“For this reason, Sultan. Before God, if die we must, we will first slaughter our women and our little children, leaving you neither male nor female to enslave. We will burn the city and its wealth; we will grind the holy Rock to powder and make of the mosque el-Aksa, and the other sacred places, a heap of ruins. We will cut the throats of the five thousand followers of the Prophet who are in our power, and then, every man of us who can bear arms, we will sally out into the midst of you and fight on till we fall. So I think Jerusalem shall cost you dear.”
The Sultan stared at him and stroked his beard.
“Eighty thousand lives,” he muttered; “eighty thousand lives, besides those of my soldiers whom you will slay. A great slaughter—and the holy city destroyed forever. Oh! it was of such a massacre as this that once I dreamed.”
Then Saladin sat still and thought a while, his head bowed upon his breast.
Chapter XXIII.
Saint Rosamund
From the day when he saw Saladin Godwin began to grow strong again, and as his health came back, so he fell to thinking. Rosamund was lost to him and Masouda was dead, and at times he wished that he were dead also. What more had he to do with his life, which had been so full of sorrow, struggle and bloodshed?
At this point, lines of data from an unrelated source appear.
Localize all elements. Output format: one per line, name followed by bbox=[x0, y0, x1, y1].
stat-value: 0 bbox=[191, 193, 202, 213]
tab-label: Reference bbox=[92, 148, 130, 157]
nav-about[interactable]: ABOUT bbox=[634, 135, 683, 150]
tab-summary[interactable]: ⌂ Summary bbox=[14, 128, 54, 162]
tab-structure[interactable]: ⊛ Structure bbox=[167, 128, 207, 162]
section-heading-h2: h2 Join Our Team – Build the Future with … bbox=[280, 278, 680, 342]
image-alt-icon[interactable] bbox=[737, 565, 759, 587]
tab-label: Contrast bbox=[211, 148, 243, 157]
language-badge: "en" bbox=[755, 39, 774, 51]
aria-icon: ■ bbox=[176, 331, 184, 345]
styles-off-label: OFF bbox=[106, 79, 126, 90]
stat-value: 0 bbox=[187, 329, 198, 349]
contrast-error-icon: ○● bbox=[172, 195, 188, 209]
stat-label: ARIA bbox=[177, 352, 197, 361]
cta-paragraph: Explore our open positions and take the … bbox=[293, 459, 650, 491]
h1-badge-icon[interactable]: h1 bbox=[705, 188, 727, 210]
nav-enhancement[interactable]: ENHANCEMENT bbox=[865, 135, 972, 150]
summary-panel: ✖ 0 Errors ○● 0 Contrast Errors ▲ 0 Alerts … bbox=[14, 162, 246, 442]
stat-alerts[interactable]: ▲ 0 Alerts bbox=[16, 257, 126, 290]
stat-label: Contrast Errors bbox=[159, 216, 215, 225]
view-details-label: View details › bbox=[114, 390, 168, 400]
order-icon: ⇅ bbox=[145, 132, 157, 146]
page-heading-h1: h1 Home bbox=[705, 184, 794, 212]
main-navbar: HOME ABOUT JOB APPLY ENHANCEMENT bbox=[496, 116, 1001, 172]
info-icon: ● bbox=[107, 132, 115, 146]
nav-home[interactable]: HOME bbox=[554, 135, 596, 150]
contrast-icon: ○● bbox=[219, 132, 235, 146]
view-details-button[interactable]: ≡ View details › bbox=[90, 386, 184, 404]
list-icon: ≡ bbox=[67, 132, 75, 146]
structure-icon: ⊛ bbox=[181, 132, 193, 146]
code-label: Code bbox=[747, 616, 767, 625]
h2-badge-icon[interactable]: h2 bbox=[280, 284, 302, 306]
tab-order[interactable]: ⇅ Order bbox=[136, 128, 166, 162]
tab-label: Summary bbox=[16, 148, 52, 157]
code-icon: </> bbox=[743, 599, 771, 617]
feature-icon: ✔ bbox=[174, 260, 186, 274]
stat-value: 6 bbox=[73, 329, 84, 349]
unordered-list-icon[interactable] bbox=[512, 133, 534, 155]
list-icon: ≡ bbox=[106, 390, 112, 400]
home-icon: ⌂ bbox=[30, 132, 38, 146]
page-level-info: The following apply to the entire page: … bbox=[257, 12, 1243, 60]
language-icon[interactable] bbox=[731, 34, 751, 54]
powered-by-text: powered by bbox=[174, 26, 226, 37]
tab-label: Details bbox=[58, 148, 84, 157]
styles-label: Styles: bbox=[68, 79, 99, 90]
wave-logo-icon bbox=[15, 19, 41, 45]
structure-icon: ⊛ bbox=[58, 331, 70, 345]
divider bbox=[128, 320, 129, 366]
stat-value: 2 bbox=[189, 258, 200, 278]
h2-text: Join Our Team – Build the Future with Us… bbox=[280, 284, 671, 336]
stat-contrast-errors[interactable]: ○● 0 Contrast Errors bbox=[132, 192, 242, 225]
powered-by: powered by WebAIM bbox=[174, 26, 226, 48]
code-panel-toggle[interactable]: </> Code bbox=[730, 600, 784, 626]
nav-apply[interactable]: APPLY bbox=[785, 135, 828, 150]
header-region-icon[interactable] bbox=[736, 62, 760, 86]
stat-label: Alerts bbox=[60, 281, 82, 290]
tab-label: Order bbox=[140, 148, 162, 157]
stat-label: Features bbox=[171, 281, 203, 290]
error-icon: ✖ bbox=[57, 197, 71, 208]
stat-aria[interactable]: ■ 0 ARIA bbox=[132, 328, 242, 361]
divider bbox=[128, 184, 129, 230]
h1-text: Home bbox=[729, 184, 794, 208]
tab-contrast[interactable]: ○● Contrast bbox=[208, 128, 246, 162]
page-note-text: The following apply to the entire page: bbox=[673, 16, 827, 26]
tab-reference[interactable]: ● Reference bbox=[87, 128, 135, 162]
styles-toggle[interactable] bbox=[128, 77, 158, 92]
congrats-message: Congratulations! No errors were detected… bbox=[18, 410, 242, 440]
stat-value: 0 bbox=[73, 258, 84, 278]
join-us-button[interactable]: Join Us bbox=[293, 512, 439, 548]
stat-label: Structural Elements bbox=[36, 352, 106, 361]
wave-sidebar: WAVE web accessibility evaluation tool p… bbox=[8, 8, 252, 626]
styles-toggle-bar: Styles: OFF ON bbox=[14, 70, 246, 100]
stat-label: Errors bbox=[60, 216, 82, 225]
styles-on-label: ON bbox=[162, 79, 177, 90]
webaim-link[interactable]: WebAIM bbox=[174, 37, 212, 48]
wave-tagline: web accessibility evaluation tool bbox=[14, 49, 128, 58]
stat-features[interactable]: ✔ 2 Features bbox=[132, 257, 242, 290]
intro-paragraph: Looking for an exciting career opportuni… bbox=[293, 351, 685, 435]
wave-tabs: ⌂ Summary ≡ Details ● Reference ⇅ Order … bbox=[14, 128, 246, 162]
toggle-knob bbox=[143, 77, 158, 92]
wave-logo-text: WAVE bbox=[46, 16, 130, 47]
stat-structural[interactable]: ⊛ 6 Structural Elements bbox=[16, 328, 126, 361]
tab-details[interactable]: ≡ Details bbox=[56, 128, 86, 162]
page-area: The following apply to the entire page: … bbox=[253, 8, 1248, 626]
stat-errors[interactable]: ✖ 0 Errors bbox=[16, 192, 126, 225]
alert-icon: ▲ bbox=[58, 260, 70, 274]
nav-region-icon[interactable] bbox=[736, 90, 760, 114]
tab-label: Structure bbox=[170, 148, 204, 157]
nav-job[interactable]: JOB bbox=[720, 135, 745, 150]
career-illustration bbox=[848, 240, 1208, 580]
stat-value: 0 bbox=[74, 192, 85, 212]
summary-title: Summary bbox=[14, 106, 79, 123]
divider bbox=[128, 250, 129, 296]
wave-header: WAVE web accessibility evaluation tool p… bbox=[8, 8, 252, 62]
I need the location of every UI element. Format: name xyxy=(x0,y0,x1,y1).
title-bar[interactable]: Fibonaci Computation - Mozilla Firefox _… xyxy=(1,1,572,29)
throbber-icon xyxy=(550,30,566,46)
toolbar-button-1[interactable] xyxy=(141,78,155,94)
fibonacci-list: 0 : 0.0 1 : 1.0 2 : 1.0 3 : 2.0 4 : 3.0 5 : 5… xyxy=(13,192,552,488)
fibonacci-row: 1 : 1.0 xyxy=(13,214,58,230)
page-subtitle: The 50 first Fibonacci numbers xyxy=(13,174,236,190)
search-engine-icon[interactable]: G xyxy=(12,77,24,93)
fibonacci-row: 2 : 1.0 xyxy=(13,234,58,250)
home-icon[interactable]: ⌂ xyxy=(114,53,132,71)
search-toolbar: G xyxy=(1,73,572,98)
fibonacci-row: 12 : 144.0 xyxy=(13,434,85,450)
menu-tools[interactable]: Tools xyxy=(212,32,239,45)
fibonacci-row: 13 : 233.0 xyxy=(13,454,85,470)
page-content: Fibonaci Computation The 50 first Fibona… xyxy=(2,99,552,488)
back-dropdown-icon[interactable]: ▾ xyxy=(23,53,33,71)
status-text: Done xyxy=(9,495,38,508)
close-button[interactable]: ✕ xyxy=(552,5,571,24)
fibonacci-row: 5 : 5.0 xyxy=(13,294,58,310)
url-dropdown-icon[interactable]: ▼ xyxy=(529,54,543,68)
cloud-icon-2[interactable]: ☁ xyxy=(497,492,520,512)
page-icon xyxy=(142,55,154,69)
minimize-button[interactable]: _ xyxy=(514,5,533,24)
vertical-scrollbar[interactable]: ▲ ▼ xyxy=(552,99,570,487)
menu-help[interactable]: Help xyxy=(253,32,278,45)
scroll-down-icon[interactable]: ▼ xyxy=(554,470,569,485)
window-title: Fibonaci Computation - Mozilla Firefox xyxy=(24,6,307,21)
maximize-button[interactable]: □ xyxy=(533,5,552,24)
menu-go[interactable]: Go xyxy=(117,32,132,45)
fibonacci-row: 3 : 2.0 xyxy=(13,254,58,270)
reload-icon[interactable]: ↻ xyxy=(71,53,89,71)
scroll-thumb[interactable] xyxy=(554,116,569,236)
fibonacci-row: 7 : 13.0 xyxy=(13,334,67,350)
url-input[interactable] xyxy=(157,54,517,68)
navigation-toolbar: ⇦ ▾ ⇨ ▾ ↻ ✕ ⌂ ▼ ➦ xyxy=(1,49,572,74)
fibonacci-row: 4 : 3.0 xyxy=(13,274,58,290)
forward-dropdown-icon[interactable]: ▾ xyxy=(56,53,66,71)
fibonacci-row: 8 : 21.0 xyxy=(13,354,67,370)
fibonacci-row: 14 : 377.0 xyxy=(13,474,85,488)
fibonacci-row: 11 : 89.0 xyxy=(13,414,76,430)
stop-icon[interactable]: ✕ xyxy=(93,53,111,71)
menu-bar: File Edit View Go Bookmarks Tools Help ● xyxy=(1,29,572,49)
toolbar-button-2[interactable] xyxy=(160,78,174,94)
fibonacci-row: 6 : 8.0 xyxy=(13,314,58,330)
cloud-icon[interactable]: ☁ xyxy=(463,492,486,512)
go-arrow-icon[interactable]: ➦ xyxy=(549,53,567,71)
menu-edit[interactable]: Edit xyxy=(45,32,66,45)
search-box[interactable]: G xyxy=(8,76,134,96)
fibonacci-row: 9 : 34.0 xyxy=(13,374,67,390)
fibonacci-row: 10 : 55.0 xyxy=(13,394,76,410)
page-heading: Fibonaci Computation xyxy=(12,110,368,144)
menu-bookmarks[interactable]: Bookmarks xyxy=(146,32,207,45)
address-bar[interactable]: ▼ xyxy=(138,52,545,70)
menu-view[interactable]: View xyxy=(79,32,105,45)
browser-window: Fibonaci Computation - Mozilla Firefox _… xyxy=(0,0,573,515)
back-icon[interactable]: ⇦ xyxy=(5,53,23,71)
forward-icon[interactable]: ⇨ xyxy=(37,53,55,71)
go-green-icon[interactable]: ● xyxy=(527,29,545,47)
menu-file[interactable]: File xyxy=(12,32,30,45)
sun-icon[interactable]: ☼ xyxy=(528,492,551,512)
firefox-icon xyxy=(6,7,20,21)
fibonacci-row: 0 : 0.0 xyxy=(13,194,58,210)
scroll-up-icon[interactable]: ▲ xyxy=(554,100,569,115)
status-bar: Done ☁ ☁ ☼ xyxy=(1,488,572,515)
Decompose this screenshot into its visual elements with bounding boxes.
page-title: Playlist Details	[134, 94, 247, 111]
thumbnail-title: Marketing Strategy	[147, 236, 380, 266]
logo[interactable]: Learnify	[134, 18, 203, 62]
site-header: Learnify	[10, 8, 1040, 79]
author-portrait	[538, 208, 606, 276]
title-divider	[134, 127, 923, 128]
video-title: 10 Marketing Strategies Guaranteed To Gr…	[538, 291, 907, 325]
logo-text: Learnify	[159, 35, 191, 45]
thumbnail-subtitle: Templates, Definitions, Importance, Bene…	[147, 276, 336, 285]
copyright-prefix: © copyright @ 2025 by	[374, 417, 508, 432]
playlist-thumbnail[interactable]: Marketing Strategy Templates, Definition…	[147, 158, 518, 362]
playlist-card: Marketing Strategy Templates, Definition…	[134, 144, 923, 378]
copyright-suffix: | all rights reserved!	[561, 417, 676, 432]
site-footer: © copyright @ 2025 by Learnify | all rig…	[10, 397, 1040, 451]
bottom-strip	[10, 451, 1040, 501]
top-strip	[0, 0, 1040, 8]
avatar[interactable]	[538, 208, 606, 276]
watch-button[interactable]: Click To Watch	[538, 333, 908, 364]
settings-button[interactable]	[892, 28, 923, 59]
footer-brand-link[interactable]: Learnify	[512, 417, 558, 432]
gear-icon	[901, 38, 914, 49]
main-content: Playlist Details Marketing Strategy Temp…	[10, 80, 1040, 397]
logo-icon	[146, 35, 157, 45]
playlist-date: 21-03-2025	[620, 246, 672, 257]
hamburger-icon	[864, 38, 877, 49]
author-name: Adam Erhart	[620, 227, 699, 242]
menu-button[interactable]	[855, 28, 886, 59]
Go back to England to live there upon his lands, and wait until old age and death overtook him? The prospect would have pleased many, but it did not please Godwin, who felt that his days were not given to him for this purpose, and that while he lived he must also labour.
As he sat thinking thus, and was very unhappy, the aged bishop Egbert, who had nursed him so well, entered his tent, and, noting his face, asked:
“What ails you, my son?”
“Would you wish to hear?” said Godwin.
“Am I not your confessor, with a right to hear?” answered the gentle old man. “Show me your trouble.”